The second factor was that this motivation was held by a large group of people with a stable, long-term identity. In many countries this identity comes from ethnicity, which is of course permanent, but the case of Israel shows that you can also have one among a widely dispersed group who aren’t biologically related. However, the bar for this was fairly high. Judaism was costly to enter, costly to leave, and usually involved ongoing commitments that lasted for one’s entire life. The vast majority of modern-day groups, whether atheists, goths, Lady Gaga fans, or Bernie Sanders supporters, don’t have anything like that level of dedication. The founder of modern Zionism, Theodor Herzl , died 43 years before Israeli independence, but his followers were dedicated enough to the long-term that they carried on anyway. If, eg., Trump lost the next US election, and he then proposed creating an independent “Republic of Trumpistan”, there is no way that anyone would still be fighting for it 43 years after Trump’s death. The “Trump supporter” identity lacks enough depth to sustain that effort.

The third factor is that the proposed location, Palestine, was open enough to allow for years of large-scale immigration decades before Israel was formally founded. Xenophobia has always been ubiquitous, but the size and power of modern states means that anti-immigrant forces have largely shifted from informal harassment to regulations and legal barriers . Nowadays, populated places will be controlled by local elites that use state power to reward long-term residents, punish newcomers, and restrict entry as much as they feasibly can. Unpopulated places, since there is no local constituency or business community, will generally be restricted as some type of environmental preserve by whoever has sovereignty. Therefore, mass immigration to anywhere will require either gaining a lot of political leverage inside of some existing state, or picking a state that is too weak to enforce its restrictions so that large numbers of people can come without authorization (as later happened in Palestine during WWII).

The fourth factor was that, although it obviously had many enemies, Israel had some degree of support from the major world powers; it was quickly recognized by both the United States and the Soviet Union, which both had significant Jewish populations ( 1948 Arab–Israeli War ). Even when a country is nominally independent, there is a very strong incentive to have enough diplomatic support to remain connected to the global financial and trade system.
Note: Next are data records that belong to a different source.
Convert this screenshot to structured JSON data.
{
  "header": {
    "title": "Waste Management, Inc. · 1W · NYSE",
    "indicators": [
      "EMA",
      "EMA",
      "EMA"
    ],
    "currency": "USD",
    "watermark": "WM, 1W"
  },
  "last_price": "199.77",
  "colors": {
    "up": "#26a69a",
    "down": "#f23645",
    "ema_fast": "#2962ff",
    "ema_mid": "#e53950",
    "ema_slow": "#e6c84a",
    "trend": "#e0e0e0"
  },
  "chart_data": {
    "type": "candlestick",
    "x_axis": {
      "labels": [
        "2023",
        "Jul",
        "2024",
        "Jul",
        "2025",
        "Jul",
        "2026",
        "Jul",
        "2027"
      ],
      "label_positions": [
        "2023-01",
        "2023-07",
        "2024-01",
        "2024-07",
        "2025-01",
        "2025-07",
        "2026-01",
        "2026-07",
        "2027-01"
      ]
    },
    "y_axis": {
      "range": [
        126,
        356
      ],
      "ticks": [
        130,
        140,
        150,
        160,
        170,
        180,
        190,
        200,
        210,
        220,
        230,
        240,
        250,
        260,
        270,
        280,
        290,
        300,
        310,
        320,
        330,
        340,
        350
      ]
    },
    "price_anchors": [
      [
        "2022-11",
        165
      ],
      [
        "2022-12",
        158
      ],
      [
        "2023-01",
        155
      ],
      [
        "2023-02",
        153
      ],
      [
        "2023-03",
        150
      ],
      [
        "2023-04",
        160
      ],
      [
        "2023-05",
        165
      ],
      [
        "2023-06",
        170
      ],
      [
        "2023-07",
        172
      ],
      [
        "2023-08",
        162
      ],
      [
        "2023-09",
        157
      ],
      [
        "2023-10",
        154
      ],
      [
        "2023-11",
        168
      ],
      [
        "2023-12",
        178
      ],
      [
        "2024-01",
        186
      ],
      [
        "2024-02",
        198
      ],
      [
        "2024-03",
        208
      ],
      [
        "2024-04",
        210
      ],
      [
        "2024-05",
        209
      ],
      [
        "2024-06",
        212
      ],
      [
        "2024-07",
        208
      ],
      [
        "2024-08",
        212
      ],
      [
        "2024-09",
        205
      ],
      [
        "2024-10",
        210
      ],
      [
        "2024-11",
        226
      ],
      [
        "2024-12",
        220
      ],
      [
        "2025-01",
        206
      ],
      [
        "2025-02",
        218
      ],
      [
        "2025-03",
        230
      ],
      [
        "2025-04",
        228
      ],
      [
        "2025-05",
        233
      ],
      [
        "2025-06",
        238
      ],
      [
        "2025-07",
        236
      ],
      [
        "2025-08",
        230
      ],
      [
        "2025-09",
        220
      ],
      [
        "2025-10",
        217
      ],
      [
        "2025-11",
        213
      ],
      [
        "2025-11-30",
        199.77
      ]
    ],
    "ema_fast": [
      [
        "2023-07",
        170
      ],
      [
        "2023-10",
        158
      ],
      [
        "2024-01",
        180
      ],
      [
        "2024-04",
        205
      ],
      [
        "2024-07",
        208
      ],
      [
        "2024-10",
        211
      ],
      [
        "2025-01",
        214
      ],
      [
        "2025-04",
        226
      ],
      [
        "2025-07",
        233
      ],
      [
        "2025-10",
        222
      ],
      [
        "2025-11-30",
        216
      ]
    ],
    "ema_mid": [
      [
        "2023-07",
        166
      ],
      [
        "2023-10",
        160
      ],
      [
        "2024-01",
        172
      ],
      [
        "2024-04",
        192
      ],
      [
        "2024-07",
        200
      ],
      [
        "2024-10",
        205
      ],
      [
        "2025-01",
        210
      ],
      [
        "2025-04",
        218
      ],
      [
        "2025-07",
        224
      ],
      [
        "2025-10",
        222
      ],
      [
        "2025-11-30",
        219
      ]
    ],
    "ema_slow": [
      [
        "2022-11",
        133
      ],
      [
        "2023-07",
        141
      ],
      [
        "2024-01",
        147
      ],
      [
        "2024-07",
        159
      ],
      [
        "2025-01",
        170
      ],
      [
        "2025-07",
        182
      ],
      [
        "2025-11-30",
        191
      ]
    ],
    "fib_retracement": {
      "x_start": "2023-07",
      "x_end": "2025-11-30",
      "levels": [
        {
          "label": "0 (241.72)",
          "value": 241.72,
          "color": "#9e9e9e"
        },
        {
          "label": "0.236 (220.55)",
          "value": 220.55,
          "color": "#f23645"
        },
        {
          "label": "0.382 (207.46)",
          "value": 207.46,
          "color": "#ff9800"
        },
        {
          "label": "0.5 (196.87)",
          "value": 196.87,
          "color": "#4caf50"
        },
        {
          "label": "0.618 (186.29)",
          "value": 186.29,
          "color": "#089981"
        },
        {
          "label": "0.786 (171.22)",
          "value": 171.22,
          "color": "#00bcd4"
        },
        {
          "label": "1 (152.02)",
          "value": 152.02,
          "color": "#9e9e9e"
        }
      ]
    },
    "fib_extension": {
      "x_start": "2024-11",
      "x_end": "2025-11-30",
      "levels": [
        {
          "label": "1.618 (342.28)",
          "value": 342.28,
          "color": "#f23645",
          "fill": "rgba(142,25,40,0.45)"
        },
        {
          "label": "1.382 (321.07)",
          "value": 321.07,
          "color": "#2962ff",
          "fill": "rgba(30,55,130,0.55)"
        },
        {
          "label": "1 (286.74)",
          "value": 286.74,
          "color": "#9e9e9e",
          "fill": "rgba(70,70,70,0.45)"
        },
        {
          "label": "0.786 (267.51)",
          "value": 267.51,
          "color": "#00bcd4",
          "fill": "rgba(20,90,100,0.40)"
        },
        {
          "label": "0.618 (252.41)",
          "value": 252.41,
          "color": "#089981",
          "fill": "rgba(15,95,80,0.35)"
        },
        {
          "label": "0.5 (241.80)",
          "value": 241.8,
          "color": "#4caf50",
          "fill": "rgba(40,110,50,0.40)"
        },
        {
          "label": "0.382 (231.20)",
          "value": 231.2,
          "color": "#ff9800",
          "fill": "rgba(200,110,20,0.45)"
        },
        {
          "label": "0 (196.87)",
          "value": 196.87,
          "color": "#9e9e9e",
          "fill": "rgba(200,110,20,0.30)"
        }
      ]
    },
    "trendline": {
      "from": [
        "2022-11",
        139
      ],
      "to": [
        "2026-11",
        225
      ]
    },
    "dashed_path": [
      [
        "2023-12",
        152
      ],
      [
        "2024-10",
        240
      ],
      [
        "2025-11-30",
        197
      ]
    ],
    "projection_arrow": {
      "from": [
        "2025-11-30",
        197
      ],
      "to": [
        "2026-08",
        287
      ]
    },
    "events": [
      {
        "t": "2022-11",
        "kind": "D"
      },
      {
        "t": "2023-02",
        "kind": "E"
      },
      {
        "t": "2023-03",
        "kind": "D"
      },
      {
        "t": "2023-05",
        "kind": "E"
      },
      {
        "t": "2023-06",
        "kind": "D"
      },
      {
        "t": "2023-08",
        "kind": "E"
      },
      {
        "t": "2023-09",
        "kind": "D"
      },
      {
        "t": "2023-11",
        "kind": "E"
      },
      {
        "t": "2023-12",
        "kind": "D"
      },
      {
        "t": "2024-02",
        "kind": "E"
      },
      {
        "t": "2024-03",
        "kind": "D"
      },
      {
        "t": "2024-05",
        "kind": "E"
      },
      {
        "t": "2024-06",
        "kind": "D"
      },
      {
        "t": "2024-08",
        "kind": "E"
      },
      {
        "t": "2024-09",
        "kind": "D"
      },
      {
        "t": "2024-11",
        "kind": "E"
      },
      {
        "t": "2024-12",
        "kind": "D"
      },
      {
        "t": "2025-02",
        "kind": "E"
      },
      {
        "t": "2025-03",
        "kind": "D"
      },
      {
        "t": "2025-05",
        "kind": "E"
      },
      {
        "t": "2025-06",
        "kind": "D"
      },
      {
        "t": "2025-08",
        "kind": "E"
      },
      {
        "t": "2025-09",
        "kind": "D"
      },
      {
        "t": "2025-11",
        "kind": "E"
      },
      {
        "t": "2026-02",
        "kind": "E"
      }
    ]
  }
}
Modern technology, like microchips, aircraft, steam turbines, etc., requires massive economies of scale to be viable, which means production becomes centralized at a handful of facilities, which means modern life requires both having export goods to sell and a connection to global trade networks. Diplomatic support, of course, also provides protection. The libertarian Republic of Minerva was quickly defeated by Tonga, a tiny country without a real military, because no one else in the area had any reason to back them up.

Given all of this, the largest unanswered question (and the biggest place where Israel screwed it up) is how to deal with irredentism. For essentially any piece of land, if a new group starts living on it and governing it, some other group will still claim that it “rightly” belongs to them, often for decades or centuries afterwards. (If uninhabited, there will be similar quasi-environmentalist movements to simply keep it uninhabited.) Israel handled this problem mostly by using raw military and economic strength to enforce its demands, which was a remarkable feat of skill and did… sort-of work, but also created the mess we see today. I wish I knew what the best way to handle this was.